The story gives a good description of how our nature works. We have our surface nature where we receive positive and negative influences. We try to keep it all in neat order so that we make a good impression on other people and we feel good about ourselves, but it doesn’t work very well because these dark forces are too clever and can overcome our best efforts. When we start looking inside, the first thing we find are more difficulties, not less. When we begin to look inside, the first thing we find are more problems, and we realise we had many more defects and difficulties than we thought. On the outside things looked quite ok but once we start looking behind the scene we notice that we have all kinds of things that we would much prefer not to have.  We do find some good things as well, there are little bits of amrit mixed with the poison. There may be bits of unexpected beauty inside, but we tend to find things that we thought only other people had. We never get angry, only other people get angry; we never get jealous; we are not vain; we are so good, we never get any of these things, but then...

We can divide our nature in an outer layer, a part that is well known and visible on the surface, and an inner part which has both the good and the bad in a much stronger intensity than is visible on the surface.
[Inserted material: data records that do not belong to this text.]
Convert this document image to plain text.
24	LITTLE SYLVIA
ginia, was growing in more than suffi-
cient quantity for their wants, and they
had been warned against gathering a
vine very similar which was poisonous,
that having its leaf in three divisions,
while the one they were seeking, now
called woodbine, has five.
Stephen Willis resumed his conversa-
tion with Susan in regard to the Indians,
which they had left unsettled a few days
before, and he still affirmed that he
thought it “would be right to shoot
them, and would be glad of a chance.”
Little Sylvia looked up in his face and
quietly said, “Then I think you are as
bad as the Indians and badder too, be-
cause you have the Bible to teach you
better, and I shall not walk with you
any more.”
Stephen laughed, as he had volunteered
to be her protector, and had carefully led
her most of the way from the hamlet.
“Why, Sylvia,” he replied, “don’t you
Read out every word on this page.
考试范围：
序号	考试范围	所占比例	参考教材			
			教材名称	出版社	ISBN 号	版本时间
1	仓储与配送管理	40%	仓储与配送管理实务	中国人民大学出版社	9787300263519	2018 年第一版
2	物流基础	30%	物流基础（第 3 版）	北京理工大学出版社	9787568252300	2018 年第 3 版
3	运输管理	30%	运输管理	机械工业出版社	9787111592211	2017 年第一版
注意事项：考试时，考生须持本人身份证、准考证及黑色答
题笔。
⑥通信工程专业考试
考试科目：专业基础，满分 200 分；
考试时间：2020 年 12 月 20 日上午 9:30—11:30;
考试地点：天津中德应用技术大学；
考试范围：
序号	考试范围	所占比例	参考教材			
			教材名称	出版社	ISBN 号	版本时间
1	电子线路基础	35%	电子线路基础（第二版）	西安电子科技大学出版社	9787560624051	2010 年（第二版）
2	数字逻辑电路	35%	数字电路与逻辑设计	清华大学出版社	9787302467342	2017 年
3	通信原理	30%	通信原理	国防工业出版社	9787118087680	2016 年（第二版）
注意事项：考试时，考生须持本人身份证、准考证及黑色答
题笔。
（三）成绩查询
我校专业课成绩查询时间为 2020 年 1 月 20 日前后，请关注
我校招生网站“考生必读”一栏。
Freud found one particular dark corner of this subconscient realm. He called it the inconscient, the place where we store the stuff that we don’t want to see in ourselves, but which remains there nevertheless. He realised, correctly, that till we have properly dealt with this negative material, it continues to put up its dirty head and spoils the apparent beauty on the surface.

Where Freud went wrong is that he thought this negative stuff was all there was in our subconscient, and he seriously overgeneralised the rather limited discoveries he made. In the subconscient there is besides the suppressed material he knew, a wide variety of other "inner" material that influenes us far more than Freud was aware of. Perhaps because we are deep inside ourselves not as narrowly concentrated on the little we can receive through our physical senses, we are much more connected to others and we can get influenced by forces from above as well as from below. We can receive inspirations, visions, and intuitions, but we can also be influenced by much that is far darker than what we know on the surface. We are open to all kind of influences both negative and positive.

Cleaning our inner nature up is a tedious and difficult labour, and the only way to get it done is to call the power of harmony, the divine Grace, at every step of our journey.